• May 8th 2011, 01:34 PM
mormor83
hello everyone
this problem is in cryptography but it's a pure Probability problem.

if we have a text of "M" length and we randomly pick 3 number between 1 and M.
we observe the letters in those places.
what is the Probability that we will have two identical letters?

i thought i could calculate it using the birthday paradox..

am i right?
• May 8th 2011, 01:36 PM
SpringFan25
I think you need to make an assumption about the distribution of letters in the text to answer this. if so, what is your assumption?
• May 8th 2011, 01:39 PM
mormor83
the distribution of letters in the text is known.
I assume that the language is English
• May 8th 2011, 01:46 PM
SpringFan25
by all means, dont keep the distribution to yourself!

For arguments sake, suppose all letters are independant and each letter is equally likely to occur in all positions. This is exactly the problem solved in the link below:

http://en.wikipedia.org/wiki/Birthda...he_probability
(except there are 26 possibilities instead of 365)

In that case i would say the answer to your original question is "yes".
• May 8th 2011, 02:00 PM
mormor83

Frequency Table
• May 8th 2011, 02:15 PM
SpringFan25
First, since your sample is 3 letters, at most 1 letter can occur twice.

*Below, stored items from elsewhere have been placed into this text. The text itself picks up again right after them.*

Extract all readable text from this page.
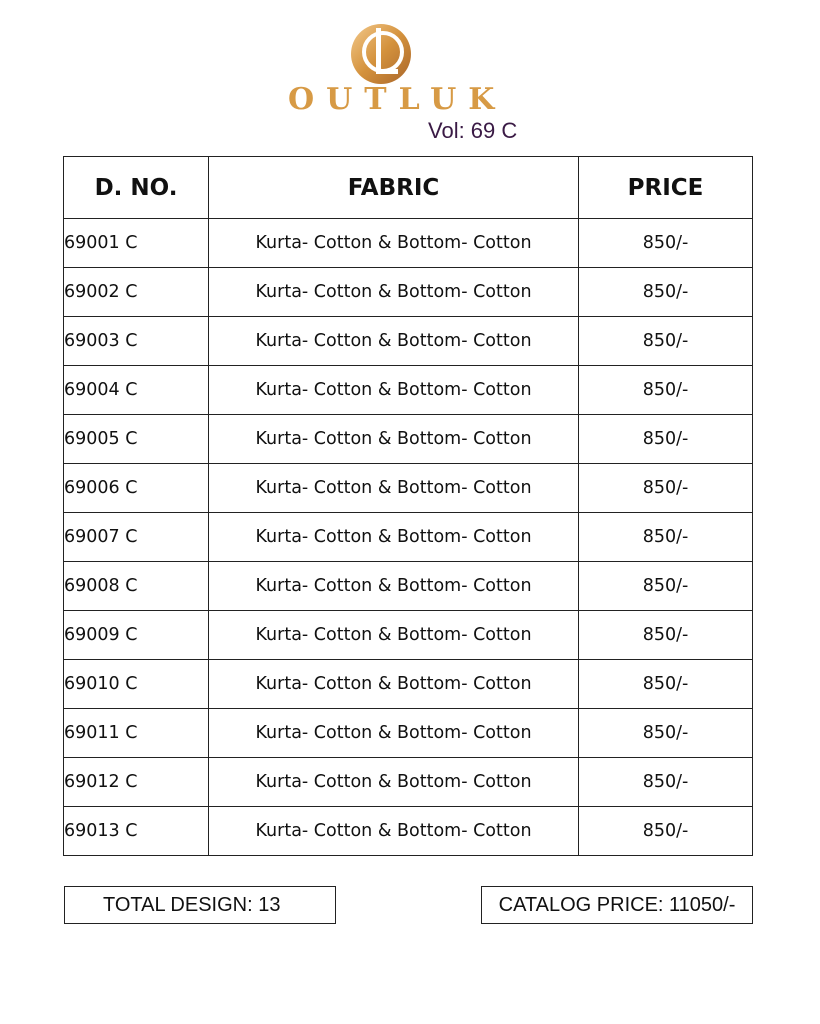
OUTLUK
Vol: 69 C
D. NO.	FABRIC	PRICE
69001 C	Kurta- Cotton & Bottom- Cotton	850/-
69002 C	Kurta- Cotton & Bottom- Cotton	850/-
69003 C	Kurta- Cotton & Bottom- Cotton	850/-
69004 C	Kurta- Cotton & Bottom- Cotton	850/-
69005 C	Kurta- Cotton & Bottom- Cotton	850/-
69006 C	Kurta- Cotton & Bottom- Cotton	850/-
69007 C	Kurta- Cotton & Bottom- Cotton	850/-
69008 C	Kurta- Cotton & Bottom- Cotton	850/-
69009 C	Kurta- Cotton & Bottom- Cotton	850/-
69010 C	Kurta- Cotton & Bottom- Cotton	850/-
69011 C	Kurta- Cotton & Bottom- Cotton	850/-
69012 C	Kurta- Cotton & Bottom- Cotton	850/-
69013 C	Kurta- Cotton & Bottom- Cotton	850/-
TOTAL DESIGN: 13	CATALOG PRICE: 11050/-
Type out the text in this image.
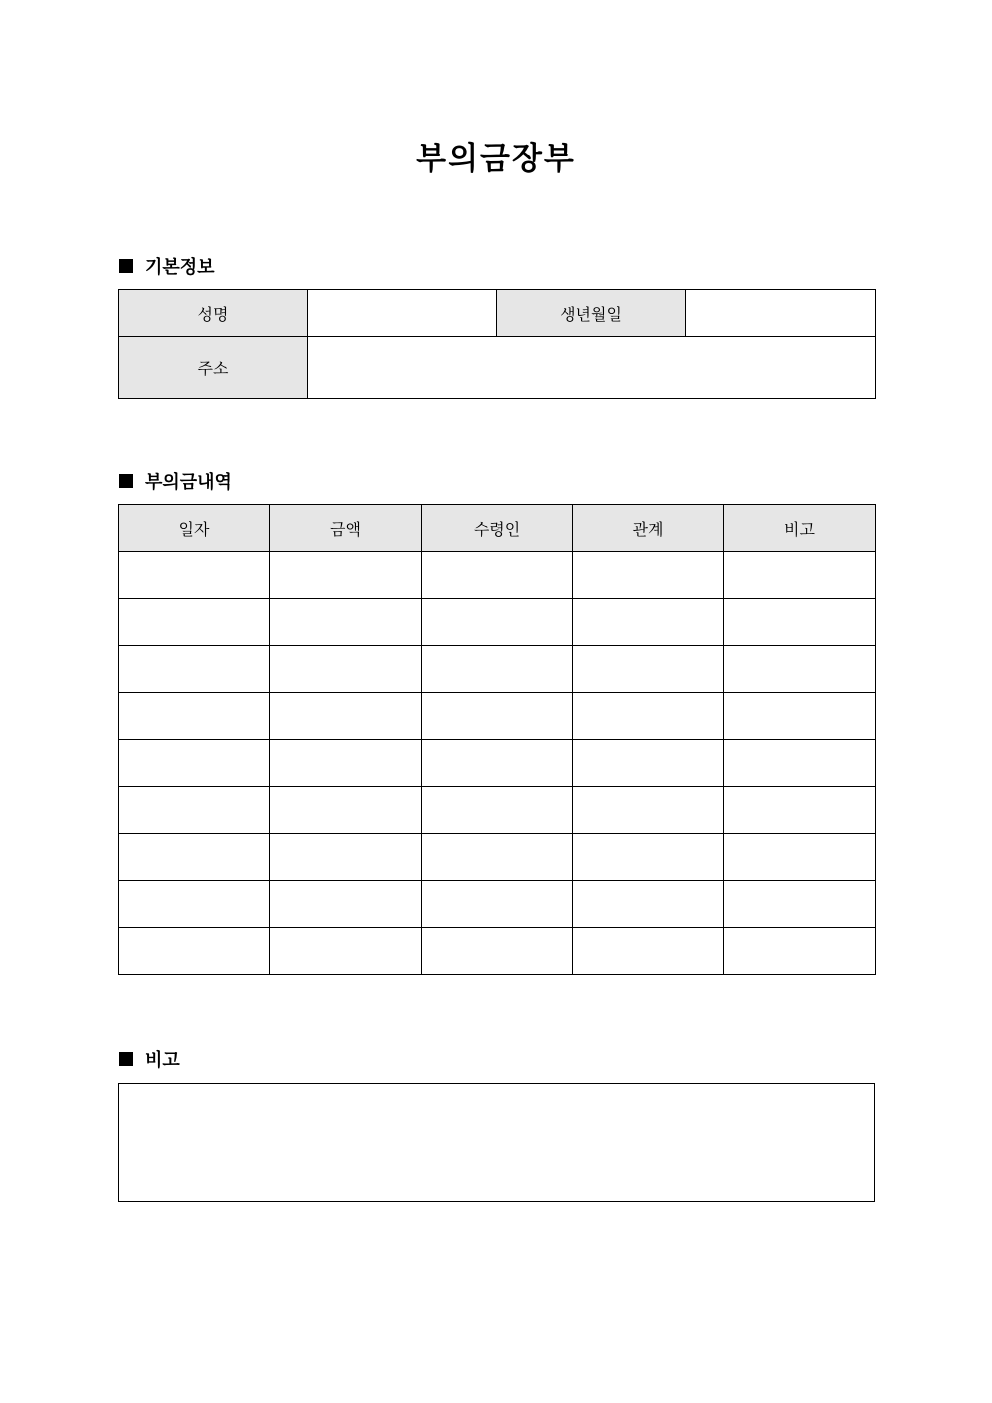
부의금장부
기본정보
성명		생년월일	
주소			
부의금내역
일자	금액	수령인	관계	비고

비고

This means that your probability can be rewritten:
P(Something occurs twice) =
P(a occurs twice)
+P(b occurs twice)
+P(c occurs twice)
...
+P(Z occurs twice)

Provided the letters in each position of the text are i.i.d according the that frequency table, and your sample is random & independant: each of the above terms is easy to calculate; although 26 computations will be needed, so i may be missing a simpler method!

Dont forget at the end to note that:
p() = 1 if M < 3.
• May 8th 2011, 02:40 PM
mormor83
so using frequencies of letters in English calculation will be kind of a long way, isn't it?
• May 8th 2011, 07:35 PM
CaptainBlack
Quote:

Originally Posted by mormor83
so using frequencies of letters in English calculation will be kind of a long way, isn't it?

You could just estimate the probability from a simple Monte-Carlo simulation.

CB